Scoot aside, mass transit?

community editorial board

 The Community Editorial Board is fully independent of the editorial staff of The Chronicle.

In its 95th academic year, the gothic campus has been revived with the common sights of students braving the lines during the claustrophobic West Union lunch hours and falling back into their caffeine-sustained work routines. New among these usual sightings are the electric scooters dotted across campus following approval from Duke and the City of Durham over the summer

Scooters admittedly hold some merit—especially when the trip is short. The baseline price and cost per distance traveled on a scooter are much cheaper than popular ride-share services. Scooters, when parked properly, decrease the volume of traffic. Getting to those hard-to-reach places has become easier for people on campus whose needs are excluded from limited bus routes. Beyond Duke, scooters could potentially improve mobility in low-income areas.

However, the arrival of scooters deserves critical scrutiny, as they are the University’s latest contribution to the ongoing conversation about access. Realistically, few students will go more than a couple of miles off-campus on the glorified toys, limiting their practical value. Per University guidelines, scooters will not operate in high volume areas, and riders must adhere to a series of safety protocols. Yet you’d be hard pressed to see anyone wearing a helmet or even obeying traffic laws, and injuries have already proved themselves common. There are also physical accessibility concerns as their use is limited for able-bodied people traveling a short distance with a very light load. From an economic standpoint, although the cost may seem relatively insignificant for some, it can be a significant accumulative cost for others, resulting in a stratification of use.

The use of scooters, especially in tandem with nearly 700 students moving from Central to West, seems symptomatic of how West Campus may have been pushed beyond its carrying capacity. This has brought to the forefront the chronic transportation issues at Duke. It’s the second week of classes, and students have already raised concerns about how buses are more packed, sidewalks are more cramped and Blue Zone spaces are frustratingly scarce. Duke has an obligation to provide students with reliable transportation between campuses and has the funds. This historic centralization of non-first-year students provided the perfect opportunity for Duke to recommit to a sustainable, accessible vision for public transportation. Instead, the only immediate action from upper administration was the mere addition of an extra East-West route.

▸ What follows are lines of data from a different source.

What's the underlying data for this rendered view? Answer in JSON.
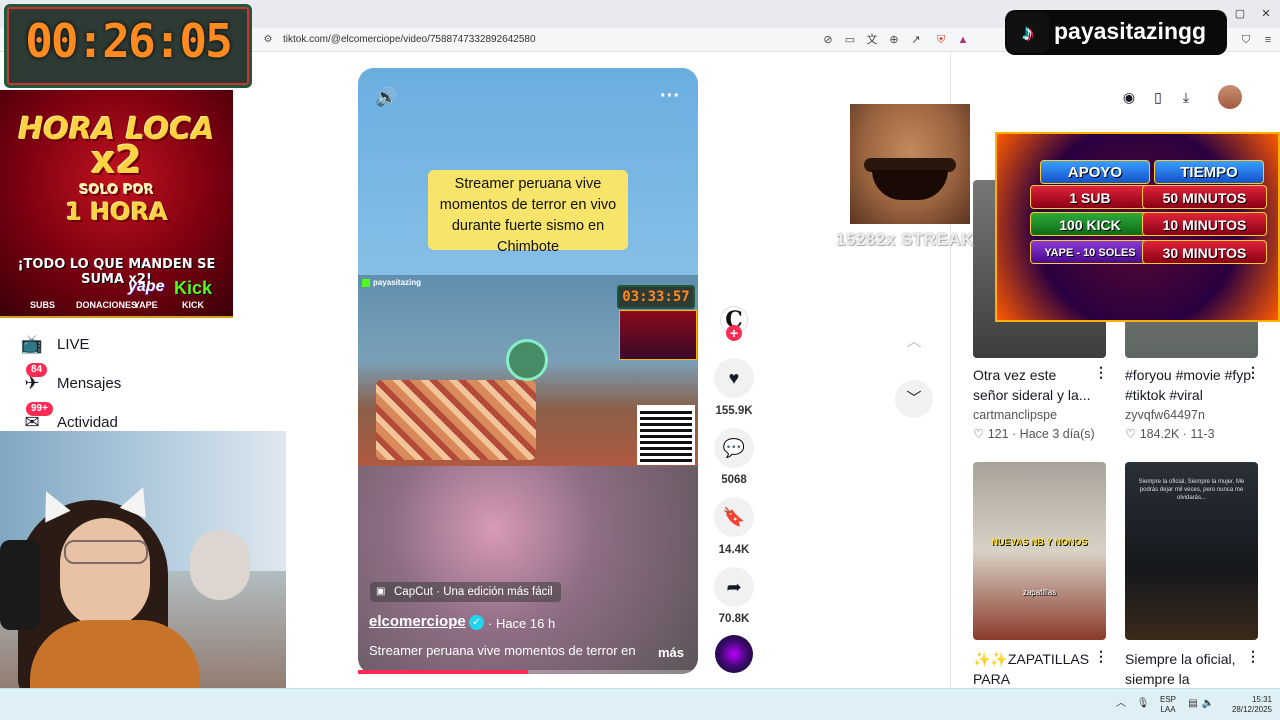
{
  "browser": {
    "url": "tiktok.com/@elcomerciope/video/7588747332892642580",
    "toolbar_icons": [
      "mute-icon",
      "cast-icon",
      "translate-icon",
      "zoom-icon",
      "share-icon",
      "brave-shields-icon",
      "rewards-icon",
      "menu-icon"
    ],
    "window_controls": [
      "minimize-icon",
      "maximize-icon",
      "close-icon"
    ]
  },
  "overlays": {
    "timer": "00:26:05",
    "promo": {
      "title": "HORA LOCA",
      "multiplier": "x2",
      "solo": "SOLO POR",
      "hora": "1 HORA",
      "todo": "¡TODO LO QUE MANDEN SE SUMA x2!",
      "labels": [
        "SUBS",
        "DONACIONES",
        "YAPE",
        "KICK"
      ],
      "yape": "yape",
      "kick": "Kick"
    },
    "streak": "15282x STREAK",
    "brand_name": "payasitazingg",
    "support": {
      "headers": [
        "APOYO",
        "TIEMPO"
      ],
      "rows": [
        {
          "apoyo": "1 SUB",
          "tiempo": "50 MINUTOS"
        },
        {
          "apoyo": "100 KICK",
          "tiempo": "10 MINUTOS"
        },
        {
          "apoyo": "YAPE - 10 SOLES",
          "tiempo": "30 MINUTOS"
        }
      ]
    }
  },
  "sidebar": {
    "items": [
      {
        "label": "LIVE",
        "icon": "live-tv-icon"
      },
      {
        "label": "Mensajes",
        "icon": "messages-icon",
        "badge": "84"
      },
      {
        "label": "Actividad",
        "icon": "activity-icon",
        "badge": "99+"
      }
    ]
  },
  "video": {
    "caption": "Streamer peruana vive momentos de terror en vivo durante fuerte sismo en Chimbote",
    "stream_timer": "03:33:57",
    "stream_channel": "payasitazing",
    "capcut_label": "CapCut · Una edición más fácil",
    "author": "elcomerciope",
    "posted": "· Hace 16 h",
    "description": "Streamer peruana vive momentos de terror en",
    "more": "más",
    "progress": 0.5
  },
  "actions": {
    "likes": "155.9K",
    "comments": "5068",
    "saves": "14.4K",
    "shares": "70.8K",
    "creator_initial": "C",
    "follow_symbol": "+"
  },
  "recommendations": [
    {
      "title": "Otra vez este señor sideral y la...",
      "author": "cartmanclipspe",
      "likes": "121",
      "when": "Hace 3 día(s)"
    },
    {
      "title": "#foryou #movie #fyp #tiktok #viral",
      "author": "zyvqfw64497n",
      "likes": "184.2K",
      "when": "11-3"
    },
    {
      "title": "✨✨ZAPATILLAS PARA ESTRENAR...",
      "thumb_text": "NUEVAS NB Y NONOS",
      "thumb_sub": "zapatillas"
    },
    {
      "title": "Siempre la oficial, siempre la mujer....",
      "thumb_text": "Siempre la oficial, Siempre la mujer. Me podrás dejar mil veces, pero nunca me olvidarás..."
    }
  ],
  "taskbar": {
    "lang_top": "ESP",
    "lang_bottom": "LAA",
    "time": "15:31",
    "date": "28/12/2025"
  },
  "colors": {
    "tiktok_red": "#fe2c55",
    "timer_orange": "#ff8a1f",
    "caption_yellow": "#f7e46a",
    "kick_green": "#53fc18"
  }
}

Beyond students, getting around Duke and Durham has become a nuisance at best and impossible at worst for many students, staff, faculty, and residents. Faculty face similar hurdles with transportation on and off campus. The latest University estimates reveal that 16 percent of Duke’s total emissions are the result of employees commuting to and from campus. Hidden in that alarming statistic is the fact that 80 percent of employees drive to work individually and that, compared to figures from 2007, the average employee lives an added 3 miles away from campus. Once on campus, Duke employees struggle to find parking close to their workplace—if they can find it at all.

As noted, this is not Duke’s first public transportation-related faux pas. Questions about the future of the Robertson Express exposed Duke’s convoluted relationship with on-campus public transit systems. Last year’s decision to not be involved in GoTriangle’s light rail left many students, at best, confused and, at worst, enraged. The lack of funding from Duke nearly killed the Bull City Connector—the fare-free bus that connects students, employees, and University and Hospital visitors between Duke Hospital and Downtown Durham. Instead, the University now funds a private shuttle from campus to its downtown properties—an exclusive service only available to those with a valid DukeCard. Duke’s recent history indicates a move away from publicly accessible bus routes and toward intimate, private transportation methods. 

What the University needs at this moment is greater commitment to comprehensive and sustainable public transportation, not a yuppie trend. So far, there are plans to add two electric buses to its fleet by 2020 and reach carbon-neutrality by 2024. But there is much more ground to cover, and the only intuitive solution for navigating our community comes via an expansion of Duke’s public transportation services. On campus, this means an overhaul of the bus system to adapt to changing campus demands. It means expanding parking options in sustainable ways (no more flat lots, please). It means an urgent pivot to environmentally sustainable ways to navigate campus without an added cost to users. In the community, it looks like refunding projects like the Bull City Connector or collaboratively reimagining what city-wide transportation could look like. When the opportunity arises, the University must rise to the occasion and demonstrate a greater commitment to sustainability, inclusivity and accessibility, which can’t be achieved with electric scooters.